Pierre Paulin est l'un des plus grands designers français, nombre de ses créations aux formes simples les fauteuils "Ribbon", "Mushroom", "Globe" ont bouleversé l'art de vivre des années soixante et font maintenant partie des collections des plus grands musées du monde.
Maquette impeccable, déliée, présentation joyeuse de nombreux dessins inconnus et de projets inédits, photos magnifiques et signifiantes... et un texte qui sort de l'ordinaire, un vrai cadeau ! Nadine Descendre était une amie de Pierre Paulin, elle n'y parle pas la langue de bois. On sent le livre nourri de leurs conversations au fil de longues années. Elle fut aussi la première à l'arracher à son exil cévenol en lui offrant concrètement une exposition à l'École des Beaux-Arts de Nîmes qu'elle dirigeait alors en 1999. Dommage d'ailleurs que ce livre fasse l'impasse d'une bibliographie des ouvrages écrits sur lui. L'auteur dresse un portrait sensible, intelligent, coloré par l'affection d'une inconditionnelle qu'elle tempère néanmoins par de subtiles analyses intellectuelles ou historiques. Un ton direct pour tenter d'expliquer au mieux ce créateur qui ne suscitait pas la demi-mesure. Adulé ou au contraire incompris, voire étonnamment exécré, on a toujours mêlé l'homme et son oeuvre.
Nadine Descendre réussit à dénouer les incompréhensions et les malentendus, à mettre le doigt avec précision sur ses erreurs de tactique, ses défauts de communication mais aussi à souligner ses qualités irremplaçables, exceptionnelles qui font de Paulin un designer à la fois très singulier et aujourd'hui très populaire, beaucoup plus rigoureux et anticonformiste qu'on ne le pense habituellement.

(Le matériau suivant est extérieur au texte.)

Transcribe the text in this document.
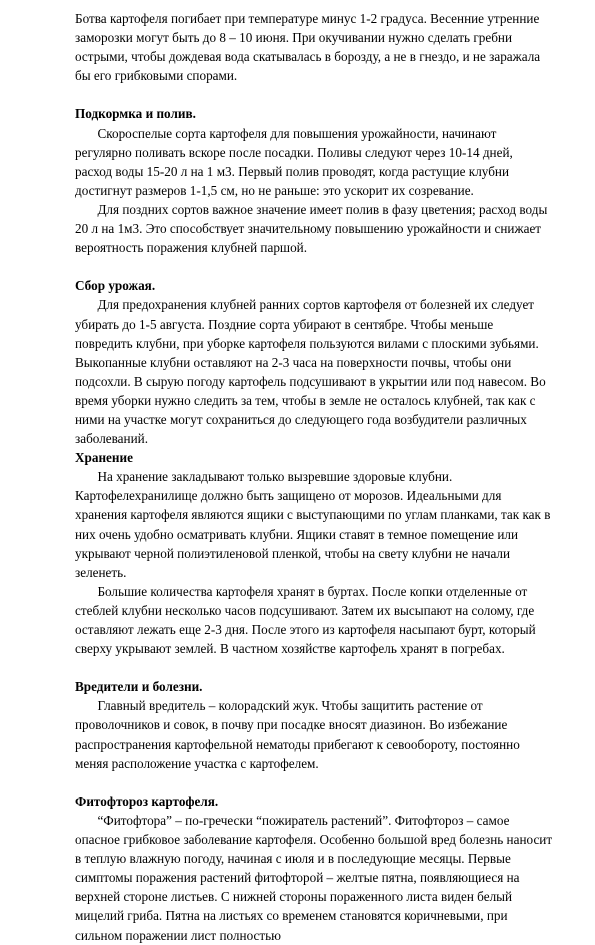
Ботва картофеля погибает при температуре минус 1-2 градуса. Весенние утренние заморозки могут быть до 8 – 10 июня. При окучивании нужно сделать гребни острыми, чтобы дождевая вода скатывалась в борозду, а не в гнездо, и не заражала бы его грибковыми спорами.

Подкормка и полив.

Скороспелые сорта картофеля для повышения урожайности, начинают регулярно поливать вскоре после посадки. Поливы следуют через 10-14 дней, расход воды 15-20 л на 1 м3. Первый полив проводят, когда растущие клубни достигнут размеров 1-1,5 см, но не раньше: это ускорит их созревание.

Для поздних сортов важное значение имеет полив в фазу цветения; расход воды 20 л на 1м3. Это способствует значительному повышению урожайности и снижает вероятность поражения клубней паршой.

Сбор урожая.

Для предохранения клубней ранних сортов картофеля от болезней их следует убирать до 1-5 августа. Поздние сорта убирают в сентябре. Чтобы меньше повредить клубни, при уборке картофеля пользуются вилами с плоскими зубьями. Выкопанные клубни оставляют на 2-3 часа на поверхности почвы, чтобы они подсохли. В сырую погоду картофель подсушивают в укрытии или под навесом. Во время уборки нужно следить за тем, чтобы в земле не осталось клубней, так как с ними на участке могут сохраниться до следующего года возбудители различных заболеваний.

Хранение

На хранение закладывают только вызревшие здоровые клубни. Картофелехранилище должно быть защищено от морозов. Идеальными для хранения картофеля являются ящики с выступающими по углам планками, так как в них очень удобно осматривать клубни. Ящики ставят в темное помещение или укрывают черной полиэтиленовой пленкой, чтобы на свету клубни не начали зеленеть.

Большие количества картофеля хранят в буртах. После копки отделенные от стеблей клубни несколько часов подсушивают. Затем их высыпают на солому, где оставляют лежать еще 2-3 дня. После этого из картофеля насыпают бурт, который сверху укрывают землей. В частном хозяйстве картофель хранят в погребах.

Вредители и болезни.

Главный вредитель – колорадский жук. Чтобы защитить растение от проволочников и совок, в почву при посадке вносят диазинон. Во избежание распространения картофельной нематоды прибегают к севообороту, постоянно меняя расположение участка с картофелем.

Фитофтороз картофеля.

“Фитофтора” – по-гречески “пожиратель растений”. Фитофтороз – самое опасное грибковое заболевание картофеля. Особенно большой вред болезнь наносит в теплую влажную погоду, начиная с июля и в последующие месяцы. Первые симптомы поражения растений фитофторой – желтые пятна, появляющиеся на верхней стороне листьев. С нижней стороны пораженного листа виден белый мицелий гриба. Пятна на листьях со временем становятся коричневыми, при сильном поражении лист полностью
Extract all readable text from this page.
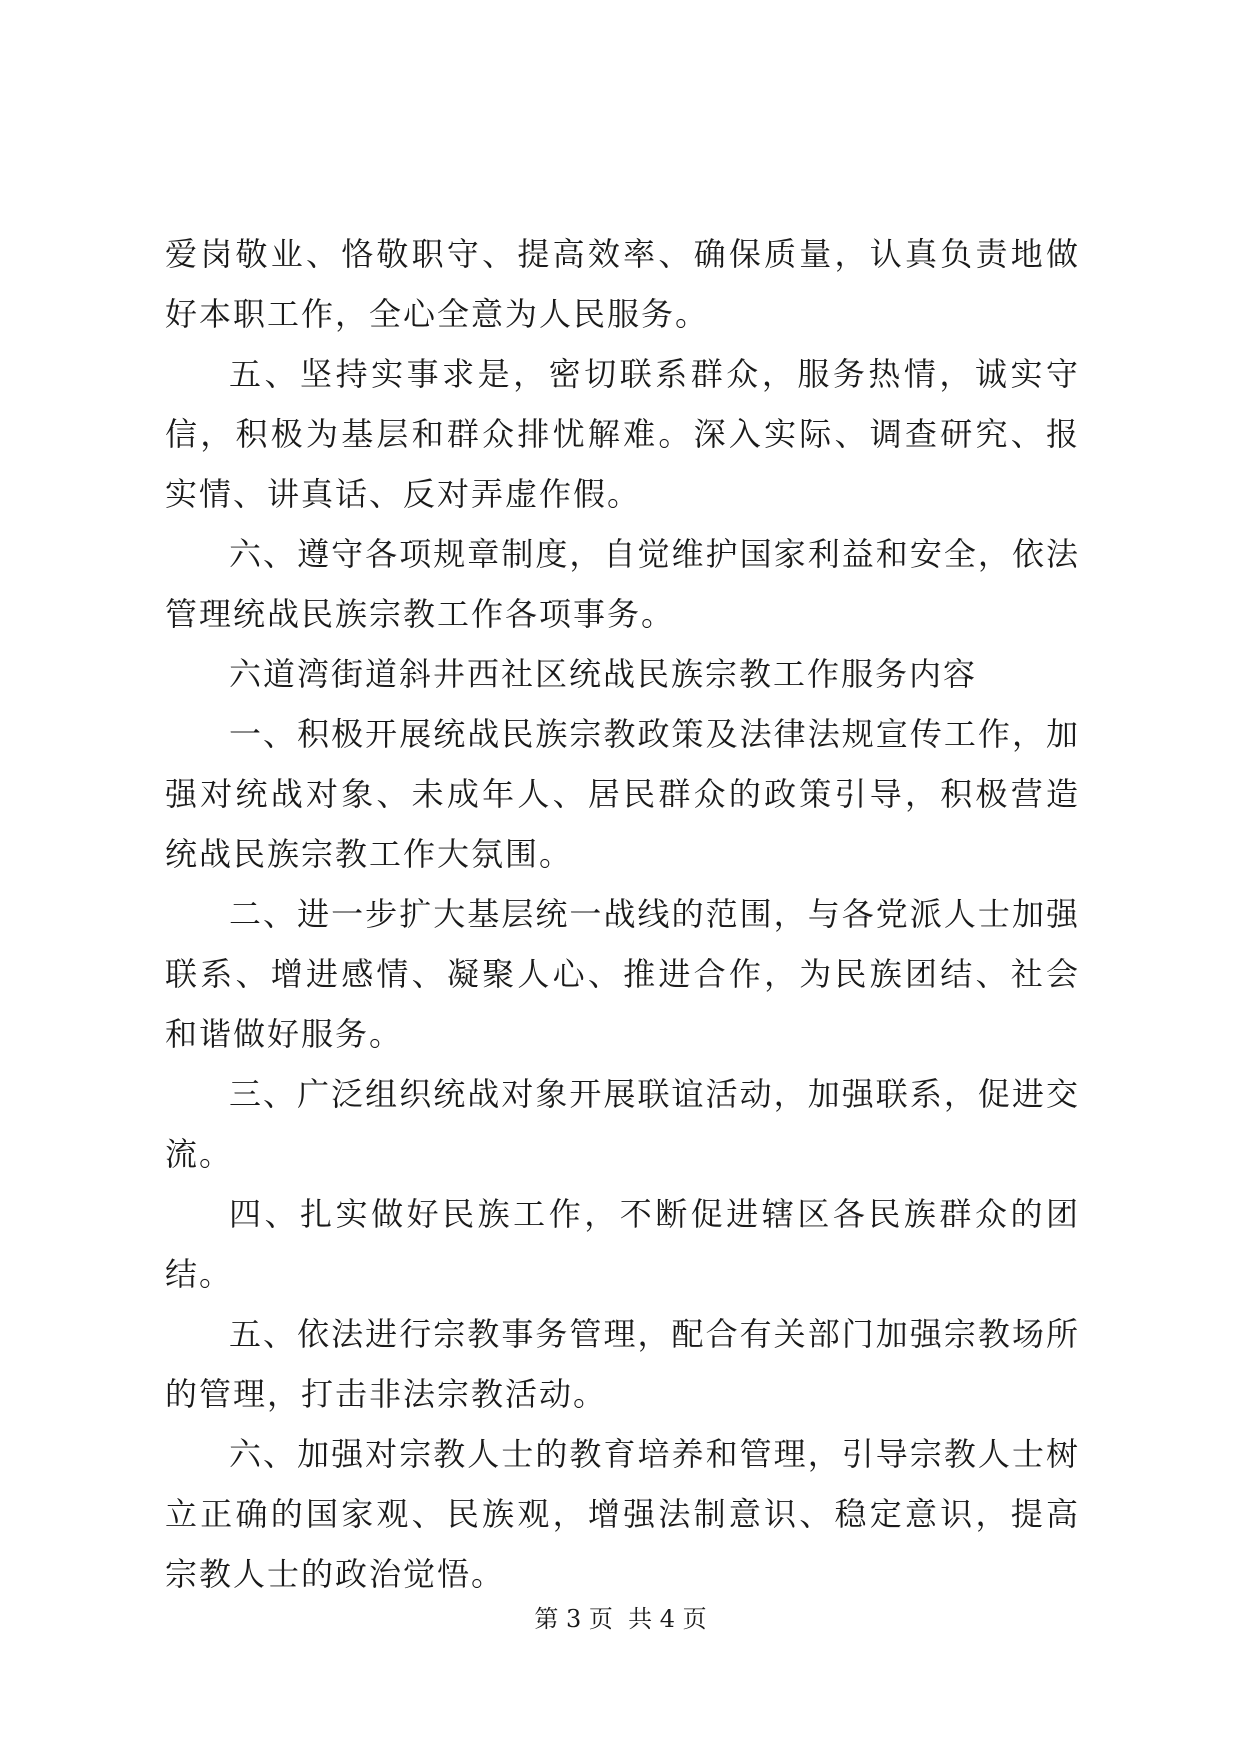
爱岗敬业、恪敬职守、提高效率、确保质量，认真负责地做好本职工作，全心全意为人民服务。

五、坚持实事求是，密切联系群众，服务热情，诚实守信，积极为基层和群众排忧解难。深入实际、调查研究、报实情、讲真话、反对弄虚作假。

六、遵守各项规章制度，自觉维护国家利益和安全，依法管理统战民族宗教工作各项事务。

六道湾街道斜井西社区统战民族宗教工作服务内容

一、积极开展统战民族宗教政策及法律法规宣传工作，加强对统战对象、未成年人、居民群众的政策引导，积极营造统战民族宗教工作大氛围。

二、进一步扩大基层统一战线的范围，与各党派人士加强联系、增进感情、凝聚人心、推进合作，为民族团结、社会和谐做好服务。

三、广泛组织统战对象开展联谊活动，加强联系，促进交流。

四、扎实做好民族工作，不断促进辖区各民族群众的团结。

五、依法进行宗教事务管理，配合有关部门加强宗教场所的管理，打击非法宗教活动。

六、加强对宗教人士的教育培养和管理，引导宗教人士树立正确的国家观、民族观，增强法制意识、稳定意识，提高宗教人士的政治觉悟。

第 3 页  共 4 页
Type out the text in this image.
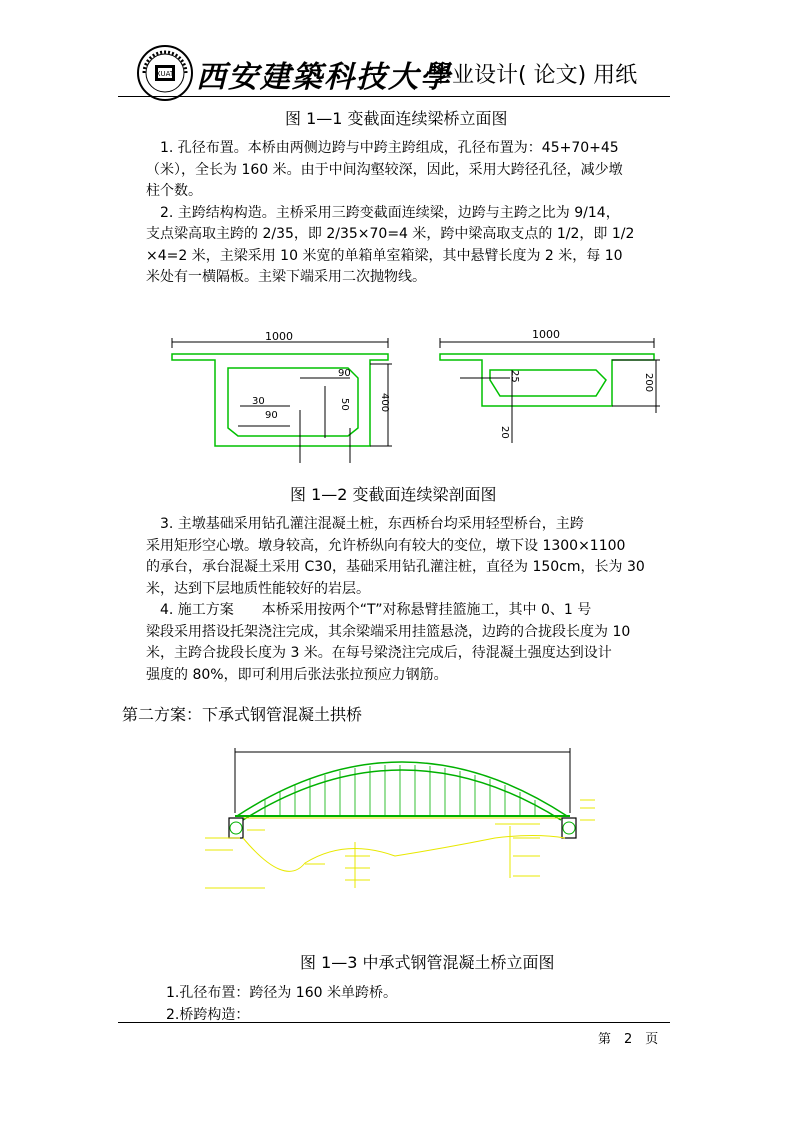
XUAT 西安建築科技大學
毕业设计( 论文) 用纸
图 1—1 变截面连续梁桥立面图

　1. 孔径布置。本桥由两侧边跨与中跨主跨组成，孔径布置为：45+70+45

（米），全长为 160 米。由于中间沟壑较深，因此，采用大跨径孔径，减少墩

柱个数。

　2. 主跨结构构造。主桥采用三跨变截面连续梁，边跨与主跨之比为 9/14，

支点梁高取主跨的 2/35，即 2/35×70=4 米，跨中梁高取支点的 1/2，即 1/2

×4=2 米，主梁采用 10 米宽的单箱单室箱梁，其中悬臂长度为 2 米，每 10

米处有一横隔板。主梁下端采用二次抛物线。

1000
90
30
90
50	400
1000
25	200
20
图 1—2 变截面连续梁剖面图

　3. 主墩基础采用钻孔灌注混凝土桩，东西桥台均采用轻型桥台，主跨

采用矩形空心墩。墩身较高，允许桥纵向有较大的变位，墩下设 1300×1100

的承台，承台混凝土采用 C30，基础采用钻孔灌注桩，直径为 150cm，长为 30

米，达到下层地质性能较好的岩层。

　4. 施工方案　　本桥采用按两个“T”对称悬臂挂篮施工，其中 0、1 号

梁段采用搭设托架浇注完成，其余梁端采用挂篮悬浇，边跨的合拢段长度为 10

米，主跨合拢段长度为 3 米。在每号梁浇注完成后，待混凝土强度达到设计

强度的 80%，即可利用后张法张拉预应力钢筋。

第二方案：下承式钢管混凝土拱桥
图 1—3 中承式钢管混凝土桥立面图

1.孔径布置：跨径为 160 米单跨桥。

2.桥跨构造：

第　2　页
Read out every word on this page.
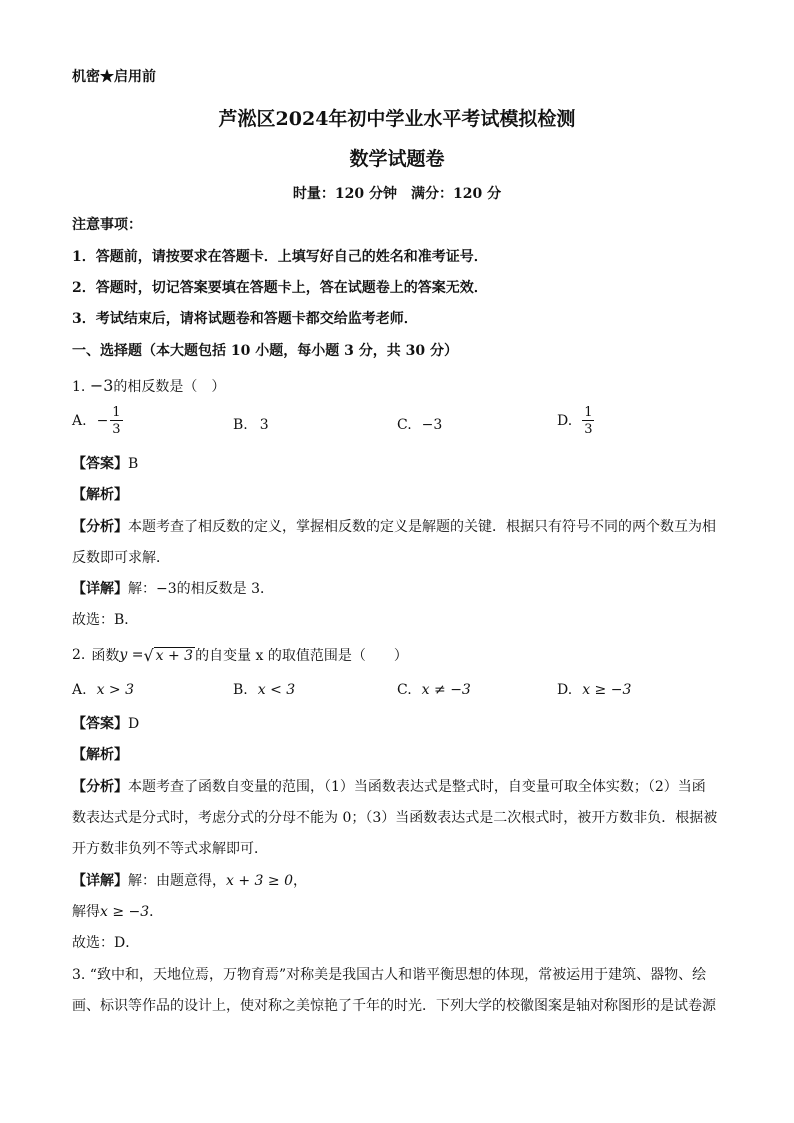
机密★启用前
芦淞区2024年初中学业水平考试模拟检测
数学试题卷
时量：120 分钟　满分：120 分
注意事项：
1．答题前，请按要求在答题卡．上填写好自己的姓名和准考证号．
2．答题时，切记答案要填在答题卡上，答在试题卷上的答案无效．
3．考试结束后，请将试题卷和答题卡都交给监考老师．
一、选择题（本大题包括 10 小题，每小题 3 分，共 30 分）
1. −3的相反数是（　）
A. − $\frac{1}{3}$	B. 3	C. −3	D. $\frac{1}{3}$
【答案】B
【解析】
【分析】本题考查了相反数的定义，掌握相反数的定义是解题的关键．根据只有符号不同的两个数互为相
反数即可求解．
【详解】解：−3的相反数是 3．
故选：B．
2. 函数 y = √ x + 3 的自变量 x 的取值范围是（　　）
A. x > 3	B. x < 3	C. x ≠ −3	D. x ≥ −3
【答案】D
【解析】
【分析】本题考查了函数自变量的范围，（1）当函数表达式是整式时，自变量可取全体实数；（2）当函
数表达式是分式时，考虑分式的分母不能为 0；（3）当函数表达式是二次根式时，被开方数非负．根据被
开方数非负列不等式求解即可．
【详解】解：由题意得，x + 3 ≥ 0，
解得x ≥ −3．
故选：D．
3. “致中和，天地位焉，万物育焉”对称美是我国古人和谐平衡思想的体现，常被运用于建筑、器物、绘
画、标识等作品的设计上，使对称之美惊艳了千年的时光．下列大学的校徽图案是轴对称图形的是试卷源
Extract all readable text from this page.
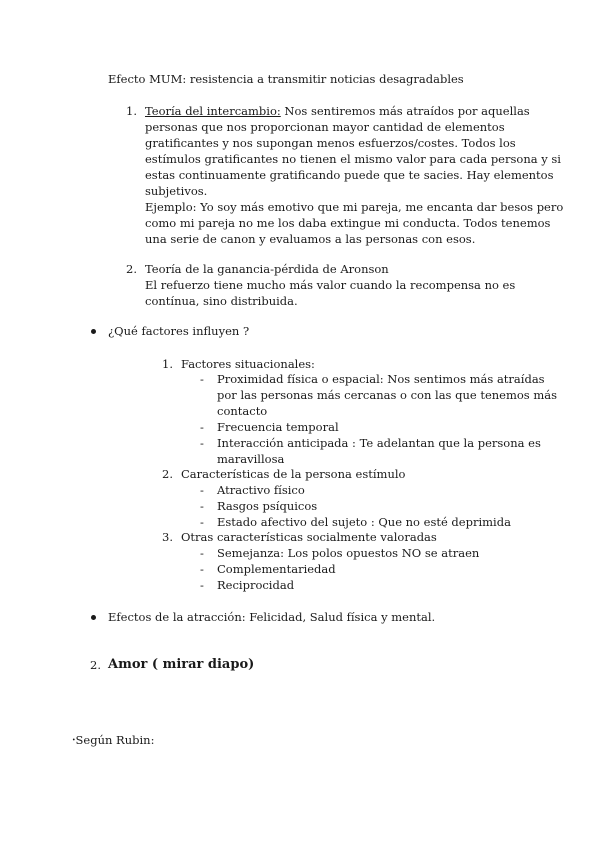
Efecto MUM: resistencia a transmitir noticias desagradables
1. Teoría del intercambio: Nos sentiremos más atraídos por aquellas
personas que nos proporcionan mayor cantidad de elementos
gratificantes y nos supongan menos esfuerzos/costes. Todos los
estímulos gratificantes no tienen el mismo valor para cada persona y si
estas continuamente gratificando puede que te sacies. Hay elementos
subjetivos.
Ejemplo: Yo soy más emotivo que mi pareja, me encanta dar besos pero
como mi pareja no me los daba extingue mi conducta. Todos tenemos
una serie de canon y evaluamos a las personas con esos.
2. Teoría de la ganancia-pérdida de Aronson
El refuerzo tiene mucho más valor cuando la recompensa no es
contínua, sino distribuida.
¿Qué factores influyen ?
1. Factores situacionales:
- Proximidad física o espacial: Nos sentimos más atraídas
por las personas más cercanas o con las que tenemos más
contacto
- Frecuencia temporal
- Interacción anticipada : Te adelantan que la persona es
maravillosa
2. Características de la persona estímulo
- Atractivo físico
- Rasgos psíquicos
- Estado afectivo del sujeto : Que no esté deprimida
3. Otras características socialmente valoradas
- Semejanza: Los polos opuestos NO se atraen
- Complementariedad
- Reciprocidad
Efectos de la atracción: Felicidad, Salud física y mental.
2. Amor ( mirar diapo)
•Según Rubin:
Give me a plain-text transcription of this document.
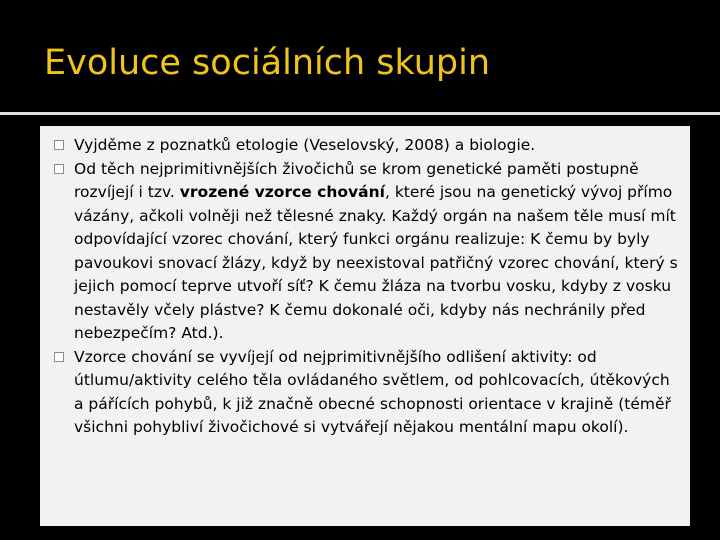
Evoluce sociálních skupin
Vyjděme z poznatků etologie (Veselovský, 2008) a biologie.
Od těch nejprimitivnějších živočichů se krom genetické paměti postupně rozvíjejí i tzv. vrozené vzorce chování, které jsou na genetický vývoj přímo vázány, ačkoli volněji než tělesné znaky. Každý orgán na našem těle musí mít odpovídající vzorec chování, který funkci orgánu realizuje: K čemu by byly pavoukovi snovací žlázy, když by neexistoval patřičný vzorec chování, který s jejich pomocí teprve utvoří síť? K čemu žláza na tvorbu vosku, kdyby z vosku nestavěly včely plástve? K čemu dokonalé oči, kdyby nás nechránily před nebezpečím? Atd.).
Vzorce chování se vyvíjejí od nejprimitivnějšího odlišení aktivity: od útlumu/aktivity celého těla ovládaného světlem, od pohlcovacích, útěkových a pářících pohybů, k již značně obecné schopnosti orientace v krajině (téměř všichni pohybliví živočichové si vytvářejí nějakou mentální mapu okolí).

Pierre Paulin, une icône du design des années soixante
Les jeunes générations ne s'y trompent d'ailleurs pas, vu leur emballement et l'inspiration qu'ils en tirent. Le design a beaucoup évolué depuis les années cinquante. Après la guerre il était une nécessité vitale. Bien qu'en France la situation du "design" (terme qui ne fut employé que dans les années soixante !) fût floue et balbutiante puisque ce pays royaume des arts décoratifs n'avait jamais eu une vraie culture du design, Paulin, comme ses confrères, en fit un idéal, et fut de ceux qui transformeront le mieux l'art de vivre des Français. Il a su réaliser pragmatiquement ce rêve de mobilier aux formes simples, ergonomiques, en accord avec les besoins et les matériaux de l'époque. Il y ajouta une douceur, une sensualité, une joie colorée qui rendaient compte avec élégance et panache du changement de l'environnement.
Pierre Paulin, fournisseur de l'Élysée
Son extrême rigueur, sa détermination austère, ne l'empêcha jamais de rester ouvert et imaginatif. Certes, il fut hautain, cassant, peu explicatif. Solitaire, il se condamna à rester solitaire. Mais son travail ne fut ni bourgeois sous prétexte qu'il fournissait aussi les élites et l'Élysée, ni académique parce qu'il prit la liberté de revisiter les styles passés (postmoderne inconscient), ni facile parce qu'il avait du style par essence. Nadine Descendre prend bien soin d'analyser tous les points de vue, de remettre les malentendus en perspective tout en prouvant combien cet "artiste", qui doutait, a payé cher son désir d'indépendance. Combien surtout il est considéré aujourd'hui, avec le recul nécessaire, comme celui qui fit souffler en France un sacré vent nouveau des années cinquante à quatre-vingt. Qui dit mieux ?
Pierre Paulin, L'homme et l'oeuvre, par Nadine Descendre, photos de Benjamin Chelly, éditions Albin Michel, 49 euros.